Crafting Imperceptible On-Manifold Adversarial Attacks for Tabular Data
He, Zhipeng, Stevens, Alexander, Ouyang, Chun, De Smedt, Johannes, Barros, Alistair, Moreira, Catarina
Adversarial attacks on tabular data present unique challenges due to the heterogeneous nature of mixed categorical and numerical features. Unlike images where pixel perturbations maintain visual similarity, tabular data lacks intuitive similarity metrics, making it difficult to define imperceptible modifications. Additionally, traditional gradient-based methods prioritise $\ell_p$-norm constraints, often producing adversarial examples that deviate from the original data distributions. To address this, we propose a latent-space perturbation framework using a mixed-input Variational Autoencoder (VAE) to generate statistically consistent adversarial examples.

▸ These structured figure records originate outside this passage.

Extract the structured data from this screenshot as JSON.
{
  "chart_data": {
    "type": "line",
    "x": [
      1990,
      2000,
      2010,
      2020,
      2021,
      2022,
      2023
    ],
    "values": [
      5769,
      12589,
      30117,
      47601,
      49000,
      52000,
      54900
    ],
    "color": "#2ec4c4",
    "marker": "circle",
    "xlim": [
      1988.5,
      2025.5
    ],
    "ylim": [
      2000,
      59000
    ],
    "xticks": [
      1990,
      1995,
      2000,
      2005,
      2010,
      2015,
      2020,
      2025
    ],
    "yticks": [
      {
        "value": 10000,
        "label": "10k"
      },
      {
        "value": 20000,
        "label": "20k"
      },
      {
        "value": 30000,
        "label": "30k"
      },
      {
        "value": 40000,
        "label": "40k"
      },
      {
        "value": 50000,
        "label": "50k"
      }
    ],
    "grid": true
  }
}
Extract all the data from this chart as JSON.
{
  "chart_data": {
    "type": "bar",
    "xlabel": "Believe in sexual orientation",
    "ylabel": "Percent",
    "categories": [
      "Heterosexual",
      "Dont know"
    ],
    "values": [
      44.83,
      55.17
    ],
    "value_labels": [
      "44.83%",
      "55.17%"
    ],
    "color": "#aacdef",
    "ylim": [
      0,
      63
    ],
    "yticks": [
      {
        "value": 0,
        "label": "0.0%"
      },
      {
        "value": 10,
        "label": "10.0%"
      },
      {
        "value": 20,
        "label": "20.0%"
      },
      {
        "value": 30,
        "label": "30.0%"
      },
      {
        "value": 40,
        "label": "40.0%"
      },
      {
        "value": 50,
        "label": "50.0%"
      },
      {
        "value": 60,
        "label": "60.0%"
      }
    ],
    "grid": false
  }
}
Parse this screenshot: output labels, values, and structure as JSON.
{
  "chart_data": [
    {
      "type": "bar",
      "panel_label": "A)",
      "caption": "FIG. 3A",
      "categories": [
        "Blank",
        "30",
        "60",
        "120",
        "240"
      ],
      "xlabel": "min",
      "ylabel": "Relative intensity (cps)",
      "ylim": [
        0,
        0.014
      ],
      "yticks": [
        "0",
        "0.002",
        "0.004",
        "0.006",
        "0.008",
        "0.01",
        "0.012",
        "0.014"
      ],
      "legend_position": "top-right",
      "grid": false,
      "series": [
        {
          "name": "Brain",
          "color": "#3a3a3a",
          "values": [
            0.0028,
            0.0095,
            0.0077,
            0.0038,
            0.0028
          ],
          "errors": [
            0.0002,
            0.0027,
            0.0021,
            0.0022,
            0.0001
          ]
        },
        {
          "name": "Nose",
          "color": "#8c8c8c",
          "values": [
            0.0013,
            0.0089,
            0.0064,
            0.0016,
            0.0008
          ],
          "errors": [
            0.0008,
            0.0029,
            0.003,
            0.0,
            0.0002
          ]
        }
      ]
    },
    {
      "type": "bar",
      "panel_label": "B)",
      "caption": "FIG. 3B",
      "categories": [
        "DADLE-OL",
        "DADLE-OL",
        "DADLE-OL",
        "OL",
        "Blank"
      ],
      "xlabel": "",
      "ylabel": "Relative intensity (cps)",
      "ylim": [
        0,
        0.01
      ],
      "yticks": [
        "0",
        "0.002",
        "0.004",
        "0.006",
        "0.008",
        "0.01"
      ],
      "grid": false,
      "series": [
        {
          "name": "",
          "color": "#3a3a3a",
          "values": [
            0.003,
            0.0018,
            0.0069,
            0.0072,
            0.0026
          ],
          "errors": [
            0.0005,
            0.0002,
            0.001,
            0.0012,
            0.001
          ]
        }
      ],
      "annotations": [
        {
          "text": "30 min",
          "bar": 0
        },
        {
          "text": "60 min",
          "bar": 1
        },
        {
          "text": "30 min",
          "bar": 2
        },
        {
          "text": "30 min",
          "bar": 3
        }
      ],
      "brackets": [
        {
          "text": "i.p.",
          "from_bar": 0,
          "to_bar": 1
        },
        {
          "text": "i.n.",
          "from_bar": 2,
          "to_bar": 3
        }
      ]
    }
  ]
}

The proposed VAE integrates categorical embeddings and numerical features into a unified latent manifold, enabling perturbations that preserve statistical consistency. We introduce In-Distribution Success Rate (IDSR) to jointly evaluate attack effectiveness and distributional alignment. Evaluation across six publicly available datasets and three model architectures demonstrates that our method achieves substantially lower outlier rates and more consistent performance compared to traditional input-space attacks and other VAE-based methods adapted from image domain approaches, achieving substantially lower outlier rates and higher IDSR across six datasets and three model architectures. Our comprehensive analyses of hyperparameter sensitivity, sparsity control, and generative architecture demonstrate that the effectiveness of VAE-based attacks depends strongly on reconstruction quality and the availability of sufficient training data. When these conditions are met, the proposed framework achieves superior practical utility and stability compared with input-space methods. This work underscores the importance of maintaining on-manifold perturbations for generating realistic and robust adversarial examples in tabular domains.